During an interview on 11/29/18 the Chief Nursing Officer (CNO) stated the facility currently did not have a Quality Assurance Director or Risk Management Lead. In addition, she stated the staff who performed risk management duties was reassigned to conduct environment of care duties only. The position for Quality Assurance Director and Risk Manager were not occupied at the time of survey. The CNO stated the Quality Assurance and Performance Improvement (QAPI) program was to review audits conducted by nursing staff, but due to no QAPI program no audits have been analyzed at time of survey.

Review of the facility policy "Risk Management Plan," dated 12/7/12, revealed Risk Management was to work under the QAPI umbrella to facilitate identification, follow-up, corrective action or prevention of actual or potential problems/needs in patient care and safety.

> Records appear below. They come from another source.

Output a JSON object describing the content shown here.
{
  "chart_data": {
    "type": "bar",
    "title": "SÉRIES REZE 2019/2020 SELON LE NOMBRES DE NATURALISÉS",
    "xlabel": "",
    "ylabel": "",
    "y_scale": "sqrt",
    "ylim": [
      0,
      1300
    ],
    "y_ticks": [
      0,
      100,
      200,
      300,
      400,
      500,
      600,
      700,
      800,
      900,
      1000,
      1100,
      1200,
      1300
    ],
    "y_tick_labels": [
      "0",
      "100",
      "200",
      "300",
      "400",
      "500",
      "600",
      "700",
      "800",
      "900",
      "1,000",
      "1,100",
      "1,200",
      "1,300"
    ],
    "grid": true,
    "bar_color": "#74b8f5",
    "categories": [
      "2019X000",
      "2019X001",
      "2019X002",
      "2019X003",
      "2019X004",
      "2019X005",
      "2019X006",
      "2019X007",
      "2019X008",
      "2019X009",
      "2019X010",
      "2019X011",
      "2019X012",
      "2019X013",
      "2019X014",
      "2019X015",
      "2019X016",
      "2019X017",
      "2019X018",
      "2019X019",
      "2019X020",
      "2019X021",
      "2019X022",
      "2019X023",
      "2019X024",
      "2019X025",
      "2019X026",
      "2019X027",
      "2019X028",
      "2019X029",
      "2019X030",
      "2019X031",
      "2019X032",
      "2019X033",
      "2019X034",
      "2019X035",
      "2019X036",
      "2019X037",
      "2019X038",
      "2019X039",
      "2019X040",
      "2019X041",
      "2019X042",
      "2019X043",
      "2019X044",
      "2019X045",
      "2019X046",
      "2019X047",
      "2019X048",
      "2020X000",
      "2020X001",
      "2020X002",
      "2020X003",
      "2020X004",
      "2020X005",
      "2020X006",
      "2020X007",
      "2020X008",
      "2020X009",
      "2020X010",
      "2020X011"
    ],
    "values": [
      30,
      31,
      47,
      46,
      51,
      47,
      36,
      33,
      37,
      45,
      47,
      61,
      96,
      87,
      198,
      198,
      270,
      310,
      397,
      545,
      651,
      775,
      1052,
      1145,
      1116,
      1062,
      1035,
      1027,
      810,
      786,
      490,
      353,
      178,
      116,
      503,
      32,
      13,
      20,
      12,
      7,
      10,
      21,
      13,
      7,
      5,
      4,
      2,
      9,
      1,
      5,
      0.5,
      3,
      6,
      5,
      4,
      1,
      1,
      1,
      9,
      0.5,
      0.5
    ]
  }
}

During an interview on 11/29/18 the Chief of Operations (COO) stated the facility was lacking a QAPI department but the facility had attempted to hold a type of QAPI meeting but was unable to provide any meeting minutes or provide details of the outcome related to this meeting. The COO stated the Executive Team was attempting to develop sub-committees that would report to the Executive Team since the facility didn't have a QAPI program. The data would then be used by the Executive Team to determine QAPI projects, but the COO stated these committees were still in the beginning phases of development.

During an interview on 11/29/18 RN #8 and RN #9 stated the facility did not have a QAPI program.

During the survey from 11/27-30/18 and 12/5-6/18 the facility was asked to demonstrate evidence of its QAPI program for effectiveness and functionality. No evidence of QAPI meetings or activities, per facility policy, were provided by the end of survey.